We have an engineering alum (Adam Standley ’07, Sc.MIME ’08) who got in touch with Professor Allan Bower, who connected him with me. And so I connected with Adam (founder of Arista Solutions, LLC in Boston) and we figured out what we could do. Adam has an open source design, and has put together a group of regional engineers to supply face shields to local hospitals. The strategy is to have a highly flexible supply chain using locally available materials. One of those supply routes involves community-sourced 3D prints, and then Adam has set up an assembly line at his company's laboratory.
Q: What is the timeline on this?
We had laser cut some of the shields for him, and we’ve been 3D printing the frames. We’ve already made one delivery of shields and frames and they will be trying to assemble 1,000 of these by Friday. He delivered 200 face shields on Monday to Mount Auburn Hospital (in Cambridge) and they were delighted to get them. He’s connected to the right people to get what is made in the hands of those that need them.

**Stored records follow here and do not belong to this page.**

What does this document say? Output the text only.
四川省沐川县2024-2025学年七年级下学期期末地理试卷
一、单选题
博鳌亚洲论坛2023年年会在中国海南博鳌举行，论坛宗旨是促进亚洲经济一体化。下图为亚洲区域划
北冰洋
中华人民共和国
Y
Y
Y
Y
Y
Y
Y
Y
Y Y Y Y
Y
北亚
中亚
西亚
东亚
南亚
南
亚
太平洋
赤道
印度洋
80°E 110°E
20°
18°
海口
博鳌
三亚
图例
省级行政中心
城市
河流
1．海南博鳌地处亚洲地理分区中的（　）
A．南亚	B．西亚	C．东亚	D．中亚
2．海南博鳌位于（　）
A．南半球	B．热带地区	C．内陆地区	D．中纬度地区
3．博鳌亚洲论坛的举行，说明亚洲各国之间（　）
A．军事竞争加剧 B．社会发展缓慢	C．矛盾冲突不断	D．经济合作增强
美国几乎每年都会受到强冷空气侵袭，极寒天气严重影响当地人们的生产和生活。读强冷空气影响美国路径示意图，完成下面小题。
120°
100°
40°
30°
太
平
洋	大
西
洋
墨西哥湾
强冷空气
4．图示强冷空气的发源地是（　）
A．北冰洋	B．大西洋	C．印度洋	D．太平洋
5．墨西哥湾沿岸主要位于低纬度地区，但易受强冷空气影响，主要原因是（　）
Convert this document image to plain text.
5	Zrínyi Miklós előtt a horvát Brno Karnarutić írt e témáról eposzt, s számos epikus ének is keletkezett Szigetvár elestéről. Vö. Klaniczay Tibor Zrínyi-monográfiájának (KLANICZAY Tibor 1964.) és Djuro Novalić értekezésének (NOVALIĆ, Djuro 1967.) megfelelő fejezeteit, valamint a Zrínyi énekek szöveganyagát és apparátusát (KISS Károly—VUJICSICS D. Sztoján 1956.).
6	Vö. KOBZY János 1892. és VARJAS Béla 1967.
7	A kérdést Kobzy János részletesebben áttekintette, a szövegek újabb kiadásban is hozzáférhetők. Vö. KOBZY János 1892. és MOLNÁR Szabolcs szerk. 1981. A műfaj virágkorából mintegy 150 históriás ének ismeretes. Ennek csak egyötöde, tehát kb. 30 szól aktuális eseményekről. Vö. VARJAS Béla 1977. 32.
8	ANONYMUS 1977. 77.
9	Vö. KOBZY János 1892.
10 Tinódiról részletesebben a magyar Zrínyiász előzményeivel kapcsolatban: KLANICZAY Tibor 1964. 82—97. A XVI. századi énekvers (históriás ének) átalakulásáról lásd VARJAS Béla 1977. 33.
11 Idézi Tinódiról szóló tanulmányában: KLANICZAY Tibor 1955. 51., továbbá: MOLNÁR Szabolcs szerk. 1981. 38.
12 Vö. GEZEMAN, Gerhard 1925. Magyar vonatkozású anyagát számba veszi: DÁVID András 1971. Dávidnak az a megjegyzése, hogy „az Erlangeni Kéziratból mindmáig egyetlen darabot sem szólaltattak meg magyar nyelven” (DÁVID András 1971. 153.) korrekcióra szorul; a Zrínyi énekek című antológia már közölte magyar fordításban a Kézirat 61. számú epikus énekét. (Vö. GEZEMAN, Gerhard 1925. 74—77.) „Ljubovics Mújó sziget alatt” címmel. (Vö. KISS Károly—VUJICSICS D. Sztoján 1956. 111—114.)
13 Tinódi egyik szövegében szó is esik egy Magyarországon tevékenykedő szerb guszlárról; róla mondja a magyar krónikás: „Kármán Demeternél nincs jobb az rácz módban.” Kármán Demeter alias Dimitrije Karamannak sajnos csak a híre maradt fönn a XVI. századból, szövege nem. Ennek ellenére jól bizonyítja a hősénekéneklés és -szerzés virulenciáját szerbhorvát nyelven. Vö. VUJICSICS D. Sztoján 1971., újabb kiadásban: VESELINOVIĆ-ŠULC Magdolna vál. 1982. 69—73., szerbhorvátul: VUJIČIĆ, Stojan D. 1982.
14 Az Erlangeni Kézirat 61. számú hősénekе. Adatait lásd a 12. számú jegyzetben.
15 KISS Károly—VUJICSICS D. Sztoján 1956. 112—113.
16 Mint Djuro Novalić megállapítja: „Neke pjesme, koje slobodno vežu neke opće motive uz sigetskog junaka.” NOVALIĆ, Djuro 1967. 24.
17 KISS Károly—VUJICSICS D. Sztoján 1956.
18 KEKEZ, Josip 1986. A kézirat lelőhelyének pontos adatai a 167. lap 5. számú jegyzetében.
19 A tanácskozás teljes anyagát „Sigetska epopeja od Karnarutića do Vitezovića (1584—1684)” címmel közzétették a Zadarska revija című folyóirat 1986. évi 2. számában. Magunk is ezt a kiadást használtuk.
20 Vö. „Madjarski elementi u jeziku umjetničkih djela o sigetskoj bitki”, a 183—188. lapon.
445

Q: Utilizing connections and available equipment seems like something you’re doing a lot of right now. Is that safe to say?
I’ve been trying to spread the word on that. For instance, I was talking to (mechanical engineer) Isaku Kamada ’17 this morning, and he has a 3D printer at home, so I sent him the (open-sourced) files and he’ll make some and send them to Adam. So many of our students and alumni, really talented individuals, are asking how they can help, so I’m looking for ways to get them involved.
Q: Why did you want to do this?
Our normal ways of feeling productive, or useful, have been, for a lot of people, taken away. I think everybody would like to feel like they can make some contribution to making things better, and there are so many restrictions now in terms of what you can do. I think everyone looks for an opportunity like that. And then I guess I’ve been doing this long enough that it’s kind of intuitive how it might go together, and what you might change to make things better and all that sort of stuff.
Q: You say you’ve been doing this long enough, it’s intuitive. Can you relate this to anything that has happened before in a similar situation?
I think the relation is translating something you see into something you can make. It’s being able to look at something and then say, ‘Given what I have, how would I produce it? And how would I do it in a way that doesn’t cost much? Or uses materials that are easily available?’ -whatever those constraints may be. There are lots of people with 3D printers and abilities who want to physically do stuff. And right now, how they get made doesn’t make any difference. The only thing that matters is do they work? And are they available?